Fifth Empire Company


Jerusalem Artichokes, freshly dug up.

18th November, 2020

The Jerusalem Artichoke, despite its name, is not an artichoke. Nor is it from Jerusalem. It is in fact a member of sunflower family, grown not for its flowers (though they are a welcome perk), but for the abundance of knobbly tubers that it bears underground. Like many of the world’s edible root crops, the Jerusalem Artichoke is a native of North America. Its misleading name is likely a corruption of ‘girasole artichoke’ ‐ girasole being the Italian word for sunflower.

The tubers are, of course, edible and highly delicious. They were originally cultivated by Native Americans and quickly brought back to Europe, where they thrived. They are hardy, prolific plants that will establish themselves over the course of a single summer and multiply in great quantity every year thereafter.

Last summer we planted a two‐by‐two square foot of uncultivated soil ‐ neither tilled, nor fertilised ‐ with fifteen tubers. The plants grew rapidly, attaining a height of seven feet. The whole patch had to be roped around the middle in several places in order to stop them catching the wind and blowing over, although I imagine if they were planted in greater quantity this would be less of a problem. Few though they were, the fifteen plants were a magnificent sight. They can be seen below; in front of them grows a small quantity of Yacón ‐ another interesting root crop which deserves an article of its own.

When I reluctantly pulled them out of the ground at the end of October, I was staggered to harvest over fifty tubers, many of which were several times larger than the originals. The thick, sunflower‐like stems provide an absurd quantity of bio‐mass, and the bases can even be replanted so as to regenerate anew in the spring. I have since read that one may lay the cut stalks over the tubers left in the ground so as to protect them from harsh frosts over winter. There are likely many other uses for them. The stems, leaves, flowers and tubers may all be fed to livestock, while I imagine the stems would dry well and could be used as canes. Meanwhile, in Germany the sap and tubers are often fermented into a sweet and nutty brandy named ‘Topinambur’.

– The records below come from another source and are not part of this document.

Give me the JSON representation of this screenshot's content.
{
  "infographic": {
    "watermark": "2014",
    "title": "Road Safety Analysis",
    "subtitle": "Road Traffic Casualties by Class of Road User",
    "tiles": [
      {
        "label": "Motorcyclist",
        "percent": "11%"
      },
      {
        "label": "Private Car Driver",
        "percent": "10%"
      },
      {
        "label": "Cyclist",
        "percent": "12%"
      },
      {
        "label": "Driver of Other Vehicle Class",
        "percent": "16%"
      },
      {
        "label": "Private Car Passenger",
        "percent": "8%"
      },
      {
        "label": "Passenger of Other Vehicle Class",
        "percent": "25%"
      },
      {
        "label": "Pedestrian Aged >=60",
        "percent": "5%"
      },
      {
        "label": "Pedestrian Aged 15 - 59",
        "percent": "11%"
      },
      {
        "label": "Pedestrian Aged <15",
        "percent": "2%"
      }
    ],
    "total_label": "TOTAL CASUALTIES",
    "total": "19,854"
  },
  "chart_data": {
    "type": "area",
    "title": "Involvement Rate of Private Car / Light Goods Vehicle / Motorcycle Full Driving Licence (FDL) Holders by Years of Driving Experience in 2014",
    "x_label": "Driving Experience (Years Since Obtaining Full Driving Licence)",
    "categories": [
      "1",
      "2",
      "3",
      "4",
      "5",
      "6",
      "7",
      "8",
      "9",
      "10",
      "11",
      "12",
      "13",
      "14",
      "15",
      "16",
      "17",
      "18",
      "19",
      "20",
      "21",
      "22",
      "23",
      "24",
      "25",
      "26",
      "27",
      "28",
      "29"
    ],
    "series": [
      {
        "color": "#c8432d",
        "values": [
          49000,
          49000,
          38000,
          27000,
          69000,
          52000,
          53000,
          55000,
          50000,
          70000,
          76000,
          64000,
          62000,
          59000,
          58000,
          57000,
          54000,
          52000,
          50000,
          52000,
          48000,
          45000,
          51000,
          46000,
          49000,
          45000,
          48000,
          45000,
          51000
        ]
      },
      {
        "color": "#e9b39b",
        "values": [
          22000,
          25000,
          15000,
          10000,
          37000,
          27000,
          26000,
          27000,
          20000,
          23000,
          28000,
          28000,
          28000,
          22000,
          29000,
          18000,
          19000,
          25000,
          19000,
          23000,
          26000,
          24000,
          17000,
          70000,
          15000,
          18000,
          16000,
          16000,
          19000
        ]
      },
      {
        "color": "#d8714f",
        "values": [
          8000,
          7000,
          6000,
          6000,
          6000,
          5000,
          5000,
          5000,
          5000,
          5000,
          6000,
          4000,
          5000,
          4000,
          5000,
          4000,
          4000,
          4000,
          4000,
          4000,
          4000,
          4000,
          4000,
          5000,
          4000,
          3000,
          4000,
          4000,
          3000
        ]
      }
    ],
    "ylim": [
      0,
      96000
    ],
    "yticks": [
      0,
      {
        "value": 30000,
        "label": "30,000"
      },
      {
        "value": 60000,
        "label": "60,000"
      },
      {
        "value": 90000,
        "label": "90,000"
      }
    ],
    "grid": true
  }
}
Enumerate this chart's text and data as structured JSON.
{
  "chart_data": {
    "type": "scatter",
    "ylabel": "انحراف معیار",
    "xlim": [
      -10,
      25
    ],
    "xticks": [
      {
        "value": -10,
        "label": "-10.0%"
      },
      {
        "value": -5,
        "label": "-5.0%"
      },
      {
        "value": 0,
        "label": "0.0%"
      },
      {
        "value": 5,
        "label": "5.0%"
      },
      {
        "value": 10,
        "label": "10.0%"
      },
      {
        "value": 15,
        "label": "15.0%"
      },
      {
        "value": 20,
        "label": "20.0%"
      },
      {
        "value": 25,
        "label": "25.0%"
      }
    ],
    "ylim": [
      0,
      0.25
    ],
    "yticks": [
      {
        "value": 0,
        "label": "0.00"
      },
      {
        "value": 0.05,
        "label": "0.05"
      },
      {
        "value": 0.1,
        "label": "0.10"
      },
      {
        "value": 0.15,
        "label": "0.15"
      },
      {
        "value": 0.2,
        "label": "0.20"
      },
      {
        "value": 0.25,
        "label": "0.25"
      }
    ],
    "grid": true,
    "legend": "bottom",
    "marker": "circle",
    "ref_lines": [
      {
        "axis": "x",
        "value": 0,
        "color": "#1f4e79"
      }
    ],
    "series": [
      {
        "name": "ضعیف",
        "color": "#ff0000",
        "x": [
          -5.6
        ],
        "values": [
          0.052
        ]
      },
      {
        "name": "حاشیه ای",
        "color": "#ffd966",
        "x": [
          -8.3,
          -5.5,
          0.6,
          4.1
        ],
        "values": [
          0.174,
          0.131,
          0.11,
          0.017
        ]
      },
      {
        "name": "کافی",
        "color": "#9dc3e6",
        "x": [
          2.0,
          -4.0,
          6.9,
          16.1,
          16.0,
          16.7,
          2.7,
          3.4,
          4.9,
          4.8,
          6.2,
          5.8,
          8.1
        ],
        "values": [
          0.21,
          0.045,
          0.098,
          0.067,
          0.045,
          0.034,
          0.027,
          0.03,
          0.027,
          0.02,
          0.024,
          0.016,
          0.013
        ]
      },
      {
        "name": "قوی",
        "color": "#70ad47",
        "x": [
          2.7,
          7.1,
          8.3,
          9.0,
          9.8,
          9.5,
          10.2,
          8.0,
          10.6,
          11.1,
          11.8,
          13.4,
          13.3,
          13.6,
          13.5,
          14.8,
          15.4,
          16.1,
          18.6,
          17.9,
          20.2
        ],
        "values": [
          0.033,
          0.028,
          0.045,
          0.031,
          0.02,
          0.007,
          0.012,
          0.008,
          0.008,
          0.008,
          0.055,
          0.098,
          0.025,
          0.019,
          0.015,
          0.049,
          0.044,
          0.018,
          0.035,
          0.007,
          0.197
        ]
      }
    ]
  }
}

I grew two varieties: one an unnamed and, from what I have seen, more generic type ‐ lumpy, pale brown and elongated ‐ the other a cultivar named ‘papas’, which are larger and rounder. The generic plants grew taller and did not flower, while the ‘papas’ were shorter, multi‐stemmed and bore many modest yellow flowers.

The Jerusalem Artichoke has excellent permaculture potential. It is hardy, edible (not to mention highly nutritious), versatile in its uses and prolific. I rate it higher than the potato in both flavour and ease of cultivation. It would be easy to refine the crop over several seasons to produce larger, smoother tubers (as many growers are already endeavouring to do) and it has the potential to be a staple crop. In a world where we ought increasingly to look towards small scale solutions in the realm of food production ‐ as in almost all things ‐ this plant has a lot to offer. Individuals, families or communities seeking to reclaim their ability to feed themselves, as part of a journey towards self‐sufficiency to which we should all aspire, will recognise the immense value of an effortlessly productive Jerusalem Artichoke patch.


I. You will need to start by aquring some tubers, since the Jerusalem Artichoke is not propagated by seed.

II. Prepare the ground well. In general the looser the soil, the greater your harvest will be.

III. They are not particularly fussy about the fertility of the soil, but it ought be well-draining. Extra nutrients will give you larger plants and more numerous tubers.

IV. Bury the tubers or tuber segments about five inches down. You may mulch the soil to protect them from frost and give them a good start in life. They can be planted any time of year, but will only 'wake up' in spring. Planting in autumn or winter, or overwintering the tubers in the ground, will increase the likelihood that some will rot or be gnawed by pests. On the South coast of England, the leaves start to push up through the soil in early April.

V. As they grow it is a good idea to mound soil or mulch up around the base of each stem. This will help to support them, give them the strength to resist the wind, and ensure you maxmise the area in which the tubers will form.

VI. In autumn the leaves will start to yellow and the plants begin to die back. This means they are ready for harvest. Cut down the stems, leaving stumps above the soil. You can harvest tubers from the soil as required, or store them at low temperature and high humidity, for instance in sacks of cool, damp earth in a shed or cellar.

VI. You can lay the cut stems over the patch to protect tubers left in the ground. Any roots or tuber fragments remaining in the soil come spring will produce new plants, but be warned: left unchecked, their numbers can easily double year on year!